VI. Implications for MOE and Realignment
In this section, we focus on the potential impacts of statewide collective bargaining on the Maintenance of Effort (MOE) and 1991 Realignment.
Statewide collective bargaining would require changes to the MOE. At the same time, the potential cost implications of statewide collective bargaining for MOE and 1991 Realignment are overshadowed by the existing long-term challenge of funding a rapidly growing IHSS program.
- Statewide collective bargaining would necessitate a change in the MOE, which is currently predicated in statute on local collective bargaining. Though operationally unwieldy, regional collective bargaining under a multi-county coalition bargaining model could theoretically continue under the current MOE.

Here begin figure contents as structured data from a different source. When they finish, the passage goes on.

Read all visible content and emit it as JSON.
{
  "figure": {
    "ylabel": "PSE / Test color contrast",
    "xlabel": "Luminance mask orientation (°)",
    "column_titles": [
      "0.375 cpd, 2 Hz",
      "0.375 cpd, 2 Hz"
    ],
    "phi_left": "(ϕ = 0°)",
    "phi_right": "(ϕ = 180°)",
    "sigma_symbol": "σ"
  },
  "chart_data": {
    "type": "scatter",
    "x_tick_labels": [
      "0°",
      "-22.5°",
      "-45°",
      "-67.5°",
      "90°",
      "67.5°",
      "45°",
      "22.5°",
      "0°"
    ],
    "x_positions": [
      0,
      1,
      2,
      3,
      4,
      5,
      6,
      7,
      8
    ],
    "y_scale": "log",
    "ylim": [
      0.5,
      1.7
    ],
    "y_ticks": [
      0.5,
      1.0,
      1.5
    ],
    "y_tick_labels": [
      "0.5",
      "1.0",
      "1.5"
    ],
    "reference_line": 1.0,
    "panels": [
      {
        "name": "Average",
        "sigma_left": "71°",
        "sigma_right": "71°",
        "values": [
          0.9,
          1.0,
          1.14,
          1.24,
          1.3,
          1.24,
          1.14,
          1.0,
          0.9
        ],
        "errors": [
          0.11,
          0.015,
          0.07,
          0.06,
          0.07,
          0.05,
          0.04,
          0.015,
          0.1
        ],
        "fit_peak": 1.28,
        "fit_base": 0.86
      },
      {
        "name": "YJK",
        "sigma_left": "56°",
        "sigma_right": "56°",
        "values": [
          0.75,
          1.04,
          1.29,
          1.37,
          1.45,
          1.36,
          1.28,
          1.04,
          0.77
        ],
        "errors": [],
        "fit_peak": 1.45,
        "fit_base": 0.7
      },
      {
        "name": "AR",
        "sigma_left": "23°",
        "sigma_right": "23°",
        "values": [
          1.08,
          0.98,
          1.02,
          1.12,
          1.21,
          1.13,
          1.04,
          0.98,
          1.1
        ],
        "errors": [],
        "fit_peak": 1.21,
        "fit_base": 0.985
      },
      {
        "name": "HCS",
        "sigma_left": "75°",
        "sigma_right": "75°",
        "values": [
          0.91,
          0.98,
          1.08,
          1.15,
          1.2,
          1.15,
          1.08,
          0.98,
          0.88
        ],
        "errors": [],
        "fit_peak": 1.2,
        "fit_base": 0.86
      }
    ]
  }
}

- County costs for IHSS have grown significantly faster than 1991 Realignment revenues, 6.5 percent vs. 4.6 percent between FY 2017-18 and FY 2024-25.

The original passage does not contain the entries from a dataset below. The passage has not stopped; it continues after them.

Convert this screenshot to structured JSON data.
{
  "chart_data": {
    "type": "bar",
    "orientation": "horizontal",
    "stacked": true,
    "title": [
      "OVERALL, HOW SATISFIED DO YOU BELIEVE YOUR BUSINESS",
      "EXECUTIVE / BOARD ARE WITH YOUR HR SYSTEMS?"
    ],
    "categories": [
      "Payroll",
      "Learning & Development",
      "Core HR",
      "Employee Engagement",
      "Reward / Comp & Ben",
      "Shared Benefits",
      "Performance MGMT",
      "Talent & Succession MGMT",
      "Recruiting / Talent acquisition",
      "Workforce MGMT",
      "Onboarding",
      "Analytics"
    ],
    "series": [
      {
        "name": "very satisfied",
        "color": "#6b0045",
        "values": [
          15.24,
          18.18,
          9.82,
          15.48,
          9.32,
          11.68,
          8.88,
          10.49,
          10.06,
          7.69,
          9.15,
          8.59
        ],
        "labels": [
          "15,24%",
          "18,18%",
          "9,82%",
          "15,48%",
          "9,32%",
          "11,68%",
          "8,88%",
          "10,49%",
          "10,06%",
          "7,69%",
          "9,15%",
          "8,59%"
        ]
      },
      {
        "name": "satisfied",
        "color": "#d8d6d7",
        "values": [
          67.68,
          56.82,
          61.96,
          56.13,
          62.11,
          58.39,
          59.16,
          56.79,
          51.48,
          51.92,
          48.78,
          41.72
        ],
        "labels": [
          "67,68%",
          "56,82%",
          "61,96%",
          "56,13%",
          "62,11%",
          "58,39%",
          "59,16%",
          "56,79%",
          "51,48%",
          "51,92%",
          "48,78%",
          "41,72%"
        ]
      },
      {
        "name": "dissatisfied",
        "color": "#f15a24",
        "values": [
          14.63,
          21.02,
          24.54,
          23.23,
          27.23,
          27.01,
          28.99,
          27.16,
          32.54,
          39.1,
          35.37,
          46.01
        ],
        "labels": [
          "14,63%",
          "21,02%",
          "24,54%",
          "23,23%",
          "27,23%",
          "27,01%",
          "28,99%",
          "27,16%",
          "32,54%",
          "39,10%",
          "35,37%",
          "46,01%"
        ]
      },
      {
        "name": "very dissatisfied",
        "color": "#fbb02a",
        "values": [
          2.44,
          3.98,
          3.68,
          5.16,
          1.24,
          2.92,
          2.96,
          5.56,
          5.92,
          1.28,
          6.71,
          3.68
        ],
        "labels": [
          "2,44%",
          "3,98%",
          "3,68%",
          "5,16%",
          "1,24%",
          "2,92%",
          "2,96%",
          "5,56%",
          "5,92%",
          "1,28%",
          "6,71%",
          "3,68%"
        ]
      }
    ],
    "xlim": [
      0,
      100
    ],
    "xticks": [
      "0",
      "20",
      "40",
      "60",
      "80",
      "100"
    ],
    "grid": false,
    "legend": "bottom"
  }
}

- Results of the 1991 Realignment projection model developed by Blue Sky Consulting using sales tax growth trends and baseline cost projections from CDSS indicate that County MOE will continue to grow faster than the rate of Realignment revenue growth under the status quo of county-level collective bargaining, even with modest real wage growth.
VII. Potential Sources of Funding for Statewide Bargaining
This section examines funding options to support increased costs from statewide or regional bargaining in the IHSS program. We consider sources like the state General Fund, federal Medicaid funding, and Realignment as possible contributors to cover increased expenses.
Several funding sources could be considered to cover any increased state or county costs incurred due to statewide or regional bargaining.
- It is unknown whether regional or statewide collective bargaining will likely lead to faster wage and benefit growth compared to the status quo and how counties’ level of responsibility for the non-federal share of costs will change, if at all.
- The state IHSS share has historically been paid for out of the General Fund, and any increase due to bargaining would need to be considered by the governor and legislature in the context of the state budget.
- New state revenues could also be considered, but it is beyond the scope of this research study to detail those options.
- 1991 Realignment revenues are likely to grow at a slower rate than overall non-federal IHSS expenditures, regardless of whether bargaining is at the county, regional, or state level.
- If federal funding for Medicaid home- and community-based services increases permanently, as temporarily occurred in recent years due to federal COVID relief laws, those additional federal dollars could be used to support any increased spending due to statewide/regional bargaining or program growth.